Any reader of this blog knows that I am with her when it comes to cheering for the press to play a watchdog role with the Powers That Be. I would back that argument no matter who is in the White House, not just during GOP (or whatever Citizen Donald Trump is) administrations. As a First Amendment liberal, I would also like to see her cheer for freedom of speech, freedom of association and the free exercise of religion.

But here is my main question, after reading some of the press coverage: Is Streep actually on Trump's payroll?
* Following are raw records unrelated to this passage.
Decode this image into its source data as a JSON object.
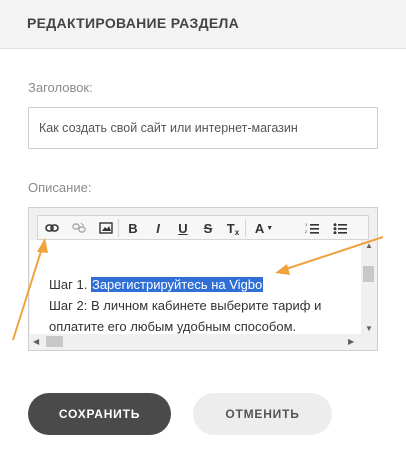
{
  "header": {
    "title": "РЕДАКТИРОВАНИЕ РАЗДЕЛА"
  },
  "form": {
    "title_label": "Заголовок:",
    "title_value": "Как создать свой сайт или интернет-магазин",
    "description_label": "Описание:"
  },
  "editor": {
    "toolbar": [
      {
        "name": "link-icon",
        "glyph": "🔗"
      },
      {
        "name": "unlink-icon",
        "glyph": "⛓"
      },
      {
        "name": "image-icon",
        "glyph": "▣"
      },
      {
        "name": "bold-icon",
        "glyph": "B"
      },
      {
        "name": "italic-icon",
        "glyph": "I"
      },
      {
        "name": "underline-icon",
        "glyph": "U"
      },
      {
        "name": "strikethrough-icon",
        "glyph": "S"
      },
      {
        "name": "clear-format-icon",
        "glyph": "T"
      },
      {
        "name": "font-color-icon",
        "glyph": "A"
      },
      {
        "name": "numbered-list-icon",
        "glyph": "≡"
      },
      {
        "name": "bulleted-list-icon",
        "glyph": "☰"
      }
    ],
    "lines": {
      "step1_prefix": "Шаг 1.",
      "step1_selected": "Зарегистрируйтесь на Vigbo",
      "step2": "Шаг 2: В личном кабинете выберите тариф и",
      "step2_cont": "оплатите его любым удобным способом."
    }
  },
  "buttons": {
    "save": "СОХРАНИТЬ",
    "cancel": "ОТМЕНИТЬ"
  },
  "colors": {
    "selection": "#2f6fd6",
    "annotation_arrow": "#f0a23c",
    "save_bg": "#4a4a4a"
  }
}
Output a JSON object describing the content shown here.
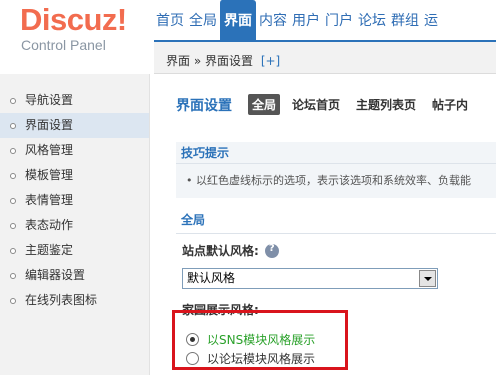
{
  "logo": {
    "brand": "Discuz!",
    "subtitle": "Control Panel"
  },
  "topnav": [
    "首页",
    "全局",
    "界面",
    "内容",
    "用户",
    "门户",
    "论坛",
    "群组",
    "运"
  ],
  "topnav_active": "界面",
  "breadcrumb": {
    "path": "界面 » 界面设置",
    "action": "[+]"
  },
  "sidebar": {
    "items": [
      "导航设置",
      "界面设置",
      "风格管理",
      "模板管理",
      "表情管理",
      "表态动作",
      "主题鉴定",
      "编辑器设置",
      "在线列表图标"
    ],
    "active": "界面设置"
  },
  "main": {
    "title": "界面设置",
    "tabs": [
      "全局",
      "论坛首页",
      "主题列表页",
      "帖子内"
    ],
    "active_tab": "全局"
  },
  "tips": {
    "heading": "技巧提示",
    "text": "以红色虚线标示的选项，表示该选项和系统效率、负载能"
  },
  "section": {
    "heading": "全局"
  },
  "fields": {
    "default_style": {
      "label": "站点默认风格:",
      "value": "默认风格"
    },
    "home_display": {
      "label": "家园展示风格:",
      "options": [
        "以SNS模块风格展示",
        "以论坛模块风格展示"
      ],
      "selected": "以SNS模块风格展示"
    }
  },
  "colors": {
    "accent": "#2b72b9",
    "brand": "#f26c4f",
    "highlight": "#d9141c",
    "selected_option": "#2aa12a"
  },
  "icons": {
    "help": "question-mark-icon",
    "select_arrow": "chevron-down-icon",
    "bullet": "circle-bullet-icon"
  }
}
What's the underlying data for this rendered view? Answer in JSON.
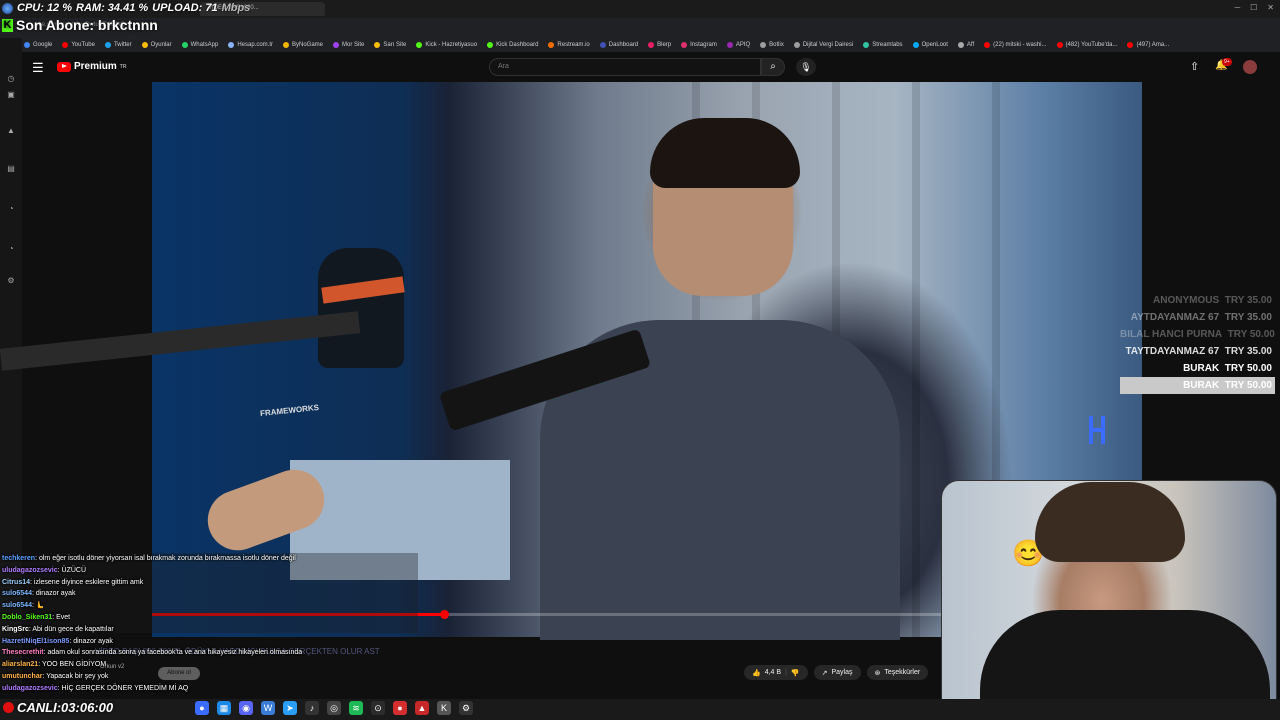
{
  "stats": {
    "cpu": "CPU: 12 %",
    "ram": "RAM:  34.41 %",
    "upload": "UPLOAD: 71",
    "upload_unit": "Mbps"
  },
  "last_sub": "Son Abone: brkctnnn",
  "browser": {
    "tab_title": "VIDEO BAŞI 800...",
    "url": "...ube.com/watch?v=DwtuZZVS4vQ",
    "bookmarks": [
      "Google",
      "YouTube",
      "Twitter",
      "Oyunlar",
      "WhatsApp",
      "Hesap.com.tr",
      "ByNoGame",
      "Mor Site",
      "Sarı Site",
      "Kick - Hazretiyasuo",
      "Kick Dashboard",
      "Restream.io",
      "Dashboard",
      "Blerp",
      "Instagram",
      "APIQ",
      "Botlix",
      "Dijital Vergi Dairesi",
      "Streamlabs",
      "OpenLoot",
      "Aff",
      "(22) mitski - washi...",
      "(482) YouTube'da...",
      "(497) Ama..."
    ]
  },
  "youtube": {
    "logo": "Premium",
    "logo_sup": "TR",
    "search_placeholder": "Ara",
    "bell_badge": "9+",
    "like_count": "4,4 B",
    "share_label": "Paylaş",
    "thanks_label": "Teşekkürler",
    "subscribe_label": "Abone ol",
    "channel_ghost": "Orkun v2",
    "title_ghost": "VİDEO BAŞI 800.000 TL ÖDÜYLA YARDIMCI BULSA GERÇEKTEN OLUR AST",
    "video_prop_text": "FRAMEWORKS"
  },
  "donations": [
    {
      "name": "ANONYMOUS",
      "amount": "TRY 35.00"
    },
    {
      "name": "AYTDAYANMAZ 67",
      "amount": "TRY 35.00"
    },
    {
      "name": "BILAL HANCI PURNA",
      "amount": "TRY 50.00"
    },
    {
      "name": "TAYTDAYANMAZ 67",
      "amount": "TRY 35.00"
    },
    {
      "name": "BURAK",
      "amount": "TRY 50.00"
    },
    {
      "name": "BURAK",
      "amount": "TRY 50.00"
    }
  ],
  "chat": [
    {
      "user": "techkeren",
      "color": "#5aa0ff",
      "text": "olm eğer isotlu döner yiyorsan isal bırakmak zorunda bırakmassa isotlu döner değil"
    },
    {
      "user": "uludagazozsevic",
      "color": "#b07cff",
      "text": "ÜZÜCÜ"
    },
    {
      "user": "Citrus14",
      "color": "#9ad0ff",
      "text": "izlesene diyince eskilere gittim amk"
    },
    {
      "user": "sulo6544",
      "color": "#7ab8ff",
      "text": "dinazor ayak"
    },
    {
      "user": "sulo6544",
      "color": "#7ab8ff",
      "text": "🫷"
    },
    {
      "user": "Doblo_Siken31",
      "color": "#53fc18",
      "text": "Evet"
    },
    {
      "user": "KingSrc",
      "color": "#ffffff",
      "text": "Abi dün gece de kapattılar"
    },
    {
      "user": "HazretiNiqEl1ison85",
      "color": "#7d9bff",
      "text": "dinazor ayak"
    },
    {
      "user": "Thesecrethit",
      "color": "#ff80c0",
      "text": "adam okul sonrasında sonra ya facebook'ta ve ana hikayesiz hikayeleri olmasında"
    },
    {
      "user": "aliarslan21",
      "color": "#ffb347",
      "text": "YOO BEN GİDİYOM"
    },
    {
      "user": "umutunchar",
      "color": "#ffb347",
      "text": "Yapacak bir şey yok"
    },
    {
      "user": "uludagazozsevic",
      "color": "#b07cff",
      "text": "HİÇ GERÇEK DÖNER YEMEDİM Mİ AQ"
    }
  ],
  "live_timer": "CANLI:03:06:00",
  "colors": {
    "youtube_red": "#ff0000",
    "kick_green": "#53fc18",
    "live_red": "#e01010"
  }
}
She could not have given a speech that helped Trump more and, perhaps, hurt the mainstream press more than the one she gave last night. As a #NeverTrump (and #NeverHillary) voter, this has nothing to do with protecting Trump. No, Streep poured more gasoline on the old Hollywood values fires, a fact explored -- kind of -- in a massive Los Angeles Times reaction package on Hollywood, values issues and Trump (and to a lesser extent, Trump voters).

What does this have to do with religion-beat coverage?

Absolutely nothing, in this case. That's bad.

You know that whole "Does Hollywood get the religion market" thing? Don't expect to read about that in this tsunami of digital ink. Maybe there is some thoughtful material in there on entertainment colliding with faith, morality and culture issues, but I couldn't find it before the Times firewall shut me down.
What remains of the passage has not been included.